1. Get url of Corine Land Cover 2018 geopackage (zip file)
https://land.copernicus.eu/pan-european/corine-land-cover/clc2018?tab=download
2. Create a Sentinel Hub account and take note of your instance ID
You will find your instance ID in the Configuration Utility section in the "Simple WMS template" area
3. Create a new layer called TRUE-COLOR-S2-L2A on Sentinel Hub
1. Click "Edit" in Configuration Utility section (in Simple WMS template area)
2. Then "Add new layer" at the top
. Enter "TRUE-COLOR-S2-L2A" as name
. In "Data Processing" select "TRUE_COLOR" as Base Product and "RGB visualization" in Visualization options
. Copy script to editor
. Click on "Set Custom Script"
3. Save layer
4. Create your area of interest as Geojson (Europe only)

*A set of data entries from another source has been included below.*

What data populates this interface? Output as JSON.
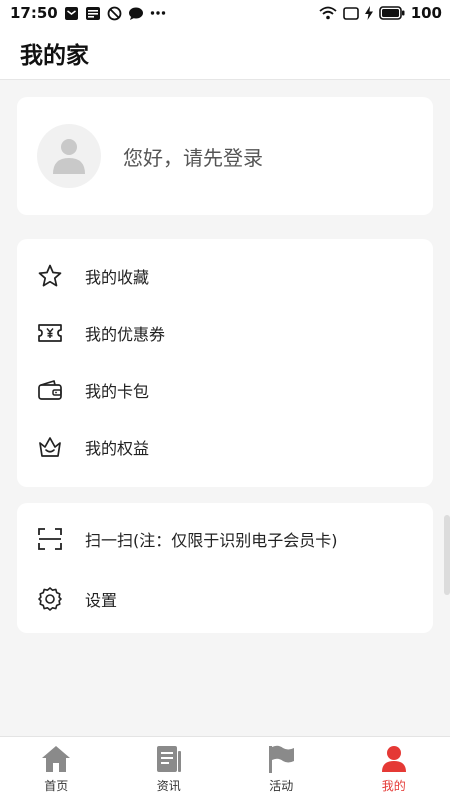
{
  "status_bar": {
    "time": "17:50",
    "battery": "100",
    "icons": [
      "message-icon",
      "news-icon",
      "dnd-icon",
      "chat-icon",
      "more-dots-icon",
      "wifi-icon",
      "screen-icon",
      "charging-icon",
      "battery-icon"
    ]
  },
  "header": {
    "title": "我的家"
  },
  "profile": {
    "login_prompt": "您好，请先登录",
    "avatar_icon": "user-avatar-icon"
  },
  "menu": {
    "group1": [
      {
        "label": "我的收藏",
        "icon": "star-icon"
      },
      {
        "label": "我的优惠券",
        "icon": "coupon-icon"
      },
      {
        "label": "我的卡包",
        "icon": "wallet-icon"
      },
      {
        "label": "我的权益",
        "icon": "crown-icon"
      }
    ],
    "group2": [
      {
        "label": "扫一扫(注：仅限于识别电子会员卡)",
        "icon": "scan-icon"
      },
      {
        "label": "设置",
        "icon": "gear-icon"
      }
    ]
  },
  "bottom_nav": [
    {
      "label": "首页",
      "icon": "home-icon"
    },
    {
      "label": "资讯",
      "icon": "news-feed-icon"
    },
    {
      "label": "活动",
      "icon": "flag-icon"
    },
    {
      "label": "我的",
      "icon": "profile-icon",
      "active": true
    }
  ],
  "colors": {
    "accent": "#e53935",
    "nav_icon": "#8a8a8a",
    "background": "#f5f5f5"
  }
}
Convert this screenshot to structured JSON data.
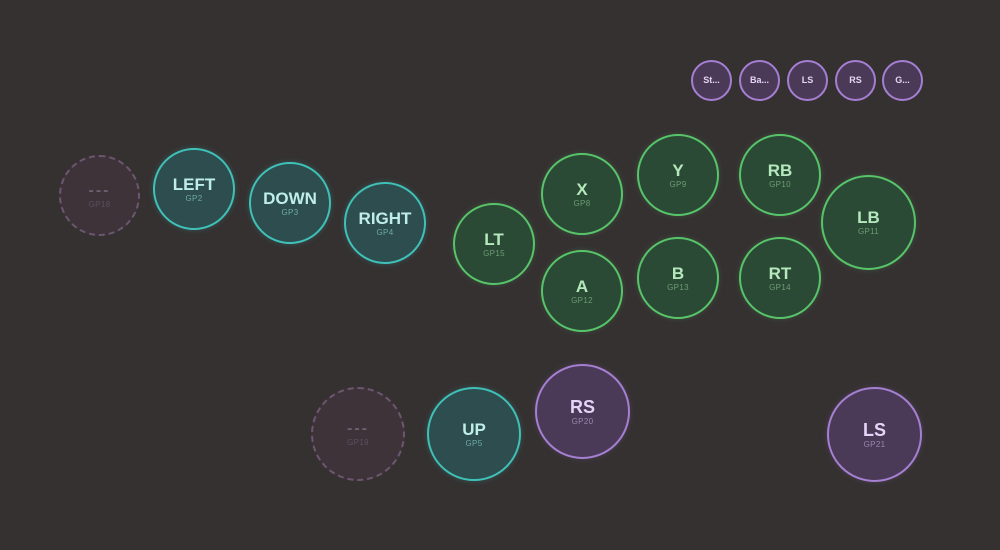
{
  "top_row": [
    {
      "label": "St..."
    },
    {
      "label": "Ba..."
    },
    {
      "label": "LS"
    },
    {
      "label": "RS"
    },
    {
      "label": "G..."
    }
  ],
  "buttons": {
    "gp18": {
      "label": "---",
      "gp": "GP18"
    },
    "left": {
      "label": "LEFT",
      "gp": "GP2"
    },
    "down": {
      "label": "DOWN",
      "gp": "GP3"
    },
    "right": {
      "label": "RIGHT",
      "gp": "GP4"
    },
    "lt": {
      "label": "LT",
      "gp": "GP15"
    },
    "x": {
      "label": "X",
      "gp": "GP8"
    },
    "a": {
      "label": "A",
      "gp": "GP12"
    },
    "y": {
      "label": "Y",
      "gp": "GP9"
    },
    "b": {
      "label": "B",
      "gp": "GP13"
    },
    "rb": {
      "label": "RB",
      "gp": "GP10"
    },
    "rt": {
      "label": "RT",
      "gp": "GP14"
    },
    "lb": {
      "label": "LB",
      "gp": "GP11"
    },
    "gp19": {
      "label": "---",
      "gp": "GP19"
    },
    "up": {
      "label": "UP",
      "gp": "GP5"
    },
    "rs": {
      "label": "RS",
      "gp": "GP20"
    },
    "ls": {
      "label": "LS",
      "gp": "GP21"
    }
  },
  "colors": {
    "background": "#353131",
    "teal": "#3fc1b8",
    "green": "#58c46a",
    "purple": "#a57fd2"
  }
}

There should only be 1 geometry in the Geojson
5. Create and set a gcloud project
6. Create a Cloud Composer environment
gcloud beta composer environments create landcover-data-prep \
--location us-central1 \
--zone us-central1-b \
--machine-type c2-standard-4 \
--disk-size 100 \
--image-version composer-latest-airflow-1.10.2 \
--labels env=beta \
--python-version=3
7. Install required packages in environment
gcloud composer environments update landcover-data-prep \
--update-pypi-packages-from-file requirements.txt \
--location us-central1
8. Fill in and upload variables_config.json file
{
"variables_config": {
"email": ["your_email_here"],
"landcover_url": "corine_land_cover_2018_url_here",
"aoi_geojson_url": "url_here",
"sentinelhub_instance_id": "instance_id_here",
"crs_output": "epsg:32631",
"project_id": "your_google_cloud_project_id",
"bucket_output": "your_google_cloud_bucket",
"region": "europe-west4",
"zone": "europe-west4-a"
}
}
9. Upload dag and assets to GCP with:
./upload_to_gcp.sh
10. Trigger dag manually